What about Kaiser? Its integrated medical records system is impressive and Kaiser is also promoting e-mail and telephone consultations. On the other hand, Harvard Business School professor Regina Herzlinger has taken the organization to task for letting people die.

But let's give Kaiser the benefit of the doubt for the moment. The real question is not: how well does Kaiser perform? There are lots of centers of excellence around the country: Cleveland Clinic, Mayo Clinic, Intermountain Healthcare. The real question is: can the performance be replicated?

There is no law against ACOs (other than Stark restrictions that limit flexibility). So if ACOs can reduce costs and raise quality, why don't we see them everywhere?

As it turns out, when Kaiser tried to replicate in Dallas what it does in Palo Alto, it failed. This isn't surprising. If high-quality, low-cost medicine were easy to replicate we wouldn't be having all the problems we are having.

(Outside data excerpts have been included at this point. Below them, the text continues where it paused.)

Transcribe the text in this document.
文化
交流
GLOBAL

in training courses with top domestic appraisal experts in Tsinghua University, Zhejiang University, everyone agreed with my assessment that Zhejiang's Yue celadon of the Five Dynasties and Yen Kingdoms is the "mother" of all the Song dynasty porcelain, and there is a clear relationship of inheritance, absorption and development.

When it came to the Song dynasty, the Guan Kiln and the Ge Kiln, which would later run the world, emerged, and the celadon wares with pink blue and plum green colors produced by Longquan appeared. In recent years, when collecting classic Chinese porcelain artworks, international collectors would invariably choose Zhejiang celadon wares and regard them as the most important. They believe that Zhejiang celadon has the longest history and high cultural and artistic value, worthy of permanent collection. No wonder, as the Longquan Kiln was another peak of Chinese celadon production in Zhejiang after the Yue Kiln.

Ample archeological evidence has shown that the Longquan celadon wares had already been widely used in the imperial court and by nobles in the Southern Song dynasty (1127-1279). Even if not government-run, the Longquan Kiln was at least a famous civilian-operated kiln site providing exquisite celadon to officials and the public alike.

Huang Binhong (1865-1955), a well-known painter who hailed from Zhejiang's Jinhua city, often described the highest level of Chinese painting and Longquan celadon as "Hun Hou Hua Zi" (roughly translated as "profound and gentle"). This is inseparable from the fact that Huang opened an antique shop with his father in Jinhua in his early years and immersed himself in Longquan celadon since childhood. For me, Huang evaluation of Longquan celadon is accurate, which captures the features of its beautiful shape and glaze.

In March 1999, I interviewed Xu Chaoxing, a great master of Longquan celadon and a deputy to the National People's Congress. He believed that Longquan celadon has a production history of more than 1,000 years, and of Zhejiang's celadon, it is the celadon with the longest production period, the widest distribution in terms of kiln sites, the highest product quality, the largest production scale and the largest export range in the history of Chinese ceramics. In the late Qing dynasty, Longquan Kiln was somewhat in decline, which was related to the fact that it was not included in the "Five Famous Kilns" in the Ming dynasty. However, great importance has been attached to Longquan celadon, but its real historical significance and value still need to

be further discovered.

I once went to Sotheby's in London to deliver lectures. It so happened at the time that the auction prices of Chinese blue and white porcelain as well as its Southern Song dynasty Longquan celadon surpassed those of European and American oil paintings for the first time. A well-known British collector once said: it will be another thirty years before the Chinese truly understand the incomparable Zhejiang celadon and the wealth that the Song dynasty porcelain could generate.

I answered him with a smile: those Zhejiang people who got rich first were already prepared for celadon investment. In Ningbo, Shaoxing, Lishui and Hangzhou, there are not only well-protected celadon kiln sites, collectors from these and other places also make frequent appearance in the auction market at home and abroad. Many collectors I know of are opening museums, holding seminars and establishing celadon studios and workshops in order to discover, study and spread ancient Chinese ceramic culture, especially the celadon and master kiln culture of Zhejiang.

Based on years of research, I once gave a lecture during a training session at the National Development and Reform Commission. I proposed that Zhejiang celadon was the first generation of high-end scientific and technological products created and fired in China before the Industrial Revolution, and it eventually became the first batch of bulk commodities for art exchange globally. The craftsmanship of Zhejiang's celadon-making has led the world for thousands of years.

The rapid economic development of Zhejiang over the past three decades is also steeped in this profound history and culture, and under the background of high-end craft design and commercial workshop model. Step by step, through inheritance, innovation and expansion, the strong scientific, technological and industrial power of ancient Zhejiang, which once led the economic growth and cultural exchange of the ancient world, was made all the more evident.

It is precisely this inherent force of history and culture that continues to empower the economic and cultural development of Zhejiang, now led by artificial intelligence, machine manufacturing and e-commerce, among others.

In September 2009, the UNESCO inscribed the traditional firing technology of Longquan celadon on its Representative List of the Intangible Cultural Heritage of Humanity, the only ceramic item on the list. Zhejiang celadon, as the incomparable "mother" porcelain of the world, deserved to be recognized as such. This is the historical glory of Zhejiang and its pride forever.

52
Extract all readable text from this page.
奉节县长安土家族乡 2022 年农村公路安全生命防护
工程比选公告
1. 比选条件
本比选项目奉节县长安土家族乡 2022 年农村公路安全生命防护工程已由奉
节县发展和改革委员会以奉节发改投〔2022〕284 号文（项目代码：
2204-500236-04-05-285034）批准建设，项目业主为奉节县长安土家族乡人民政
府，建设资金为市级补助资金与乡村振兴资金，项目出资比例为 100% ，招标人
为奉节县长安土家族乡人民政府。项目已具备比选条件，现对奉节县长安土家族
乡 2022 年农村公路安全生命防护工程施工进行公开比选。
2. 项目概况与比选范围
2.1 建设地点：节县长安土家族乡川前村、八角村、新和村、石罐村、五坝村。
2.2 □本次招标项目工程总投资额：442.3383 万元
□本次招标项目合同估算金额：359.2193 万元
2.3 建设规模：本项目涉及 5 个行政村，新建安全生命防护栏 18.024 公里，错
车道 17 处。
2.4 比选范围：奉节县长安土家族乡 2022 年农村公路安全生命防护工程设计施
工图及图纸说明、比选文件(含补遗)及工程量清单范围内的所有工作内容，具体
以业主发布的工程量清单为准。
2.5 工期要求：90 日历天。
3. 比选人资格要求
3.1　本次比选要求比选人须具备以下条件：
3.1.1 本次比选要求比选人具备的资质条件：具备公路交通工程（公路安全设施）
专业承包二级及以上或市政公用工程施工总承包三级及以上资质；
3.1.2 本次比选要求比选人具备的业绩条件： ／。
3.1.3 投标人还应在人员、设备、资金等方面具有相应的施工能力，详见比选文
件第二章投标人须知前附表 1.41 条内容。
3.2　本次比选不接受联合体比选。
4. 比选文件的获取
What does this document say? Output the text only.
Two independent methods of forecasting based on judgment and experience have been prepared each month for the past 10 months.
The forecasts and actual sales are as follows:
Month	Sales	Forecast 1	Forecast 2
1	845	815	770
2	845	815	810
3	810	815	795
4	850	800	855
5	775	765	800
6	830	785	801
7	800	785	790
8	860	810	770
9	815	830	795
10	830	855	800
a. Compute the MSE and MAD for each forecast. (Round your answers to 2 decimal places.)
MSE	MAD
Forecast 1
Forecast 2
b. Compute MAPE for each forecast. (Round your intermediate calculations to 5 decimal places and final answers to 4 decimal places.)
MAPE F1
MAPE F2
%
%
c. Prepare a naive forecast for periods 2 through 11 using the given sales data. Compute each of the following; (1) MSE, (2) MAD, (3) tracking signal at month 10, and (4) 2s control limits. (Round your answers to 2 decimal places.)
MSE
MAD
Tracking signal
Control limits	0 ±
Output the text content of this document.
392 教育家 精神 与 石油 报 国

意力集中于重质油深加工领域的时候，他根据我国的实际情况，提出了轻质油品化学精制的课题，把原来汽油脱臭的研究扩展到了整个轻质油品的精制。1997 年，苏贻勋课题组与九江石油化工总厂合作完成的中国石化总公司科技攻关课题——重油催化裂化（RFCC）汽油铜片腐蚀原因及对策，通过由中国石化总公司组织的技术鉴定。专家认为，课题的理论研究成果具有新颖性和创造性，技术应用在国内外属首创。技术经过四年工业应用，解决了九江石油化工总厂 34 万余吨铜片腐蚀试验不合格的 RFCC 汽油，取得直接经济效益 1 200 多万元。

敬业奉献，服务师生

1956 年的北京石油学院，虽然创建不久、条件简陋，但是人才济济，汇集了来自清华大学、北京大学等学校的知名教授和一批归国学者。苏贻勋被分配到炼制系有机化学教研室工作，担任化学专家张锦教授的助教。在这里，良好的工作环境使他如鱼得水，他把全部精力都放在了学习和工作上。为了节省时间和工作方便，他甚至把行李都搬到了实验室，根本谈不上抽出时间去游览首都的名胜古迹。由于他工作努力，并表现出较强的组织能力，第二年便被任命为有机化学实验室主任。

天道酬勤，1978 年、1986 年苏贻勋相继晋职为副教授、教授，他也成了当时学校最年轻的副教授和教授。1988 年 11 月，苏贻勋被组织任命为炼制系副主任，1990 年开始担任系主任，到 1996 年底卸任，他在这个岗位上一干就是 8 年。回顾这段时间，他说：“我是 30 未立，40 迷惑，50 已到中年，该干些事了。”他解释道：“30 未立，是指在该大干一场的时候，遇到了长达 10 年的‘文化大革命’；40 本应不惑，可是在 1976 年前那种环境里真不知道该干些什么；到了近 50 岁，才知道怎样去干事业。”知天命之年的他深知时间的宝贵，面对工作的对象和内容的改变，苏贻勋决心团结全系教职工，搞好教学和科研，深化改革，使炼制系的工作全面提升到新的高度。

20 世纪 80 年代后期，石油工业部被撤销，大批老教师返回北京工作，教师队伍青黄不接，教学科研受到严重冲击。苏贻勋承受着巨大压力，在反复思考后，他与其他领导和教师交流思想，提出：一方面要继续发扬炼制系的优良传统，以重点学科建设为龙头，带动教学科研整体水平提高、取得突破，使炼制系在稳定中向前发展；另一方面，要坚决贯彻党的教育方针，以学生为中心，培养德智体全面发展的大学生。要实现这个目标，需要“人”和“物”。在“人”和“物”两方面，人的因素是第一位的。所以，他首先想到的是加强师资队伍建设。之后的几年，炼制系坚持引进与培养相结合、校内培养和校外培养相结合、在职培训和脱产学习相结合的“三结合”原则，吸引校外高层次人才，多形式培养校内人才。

When health policy experts associated with the Brookings Institution studied the "best" hospital regions around the country, they found few objective (replicable) characteristics. Some had doctors on staff. Some paid fee-for-service. Some had electronic medical records. Some did not. A separate study of high-performing doctor groups found much the same thing.

Evidence-based policy would admit ignorance about what works and why, and would let a thousand flowers bloom. It would pay more for low-cost, high-quality care, regardless of how it is achieved. We have previously suggested ways of doing that.

By contrast, the non-evidence based approach of the Obama administration will force everybody into the same model. As Scott Gottlieb has pointed out, this approach not only will stifle innovation and entrepreneurship, it is already causing venture capital to leave the health care market completely.

So how do we explain the administration's commitment to ACOs? Whether they raise or lower costs, whether they raise or lower quality, there is one thing that ACOs will indisputably accomplish. They will drive doctors into organizations where their behavior can be controlled. For the first time in our history, both the practice of medicine and the way money is spent on medical care will fall under federal control.

ACOs are the portal through which we will all march toward a truly nationalized health care system.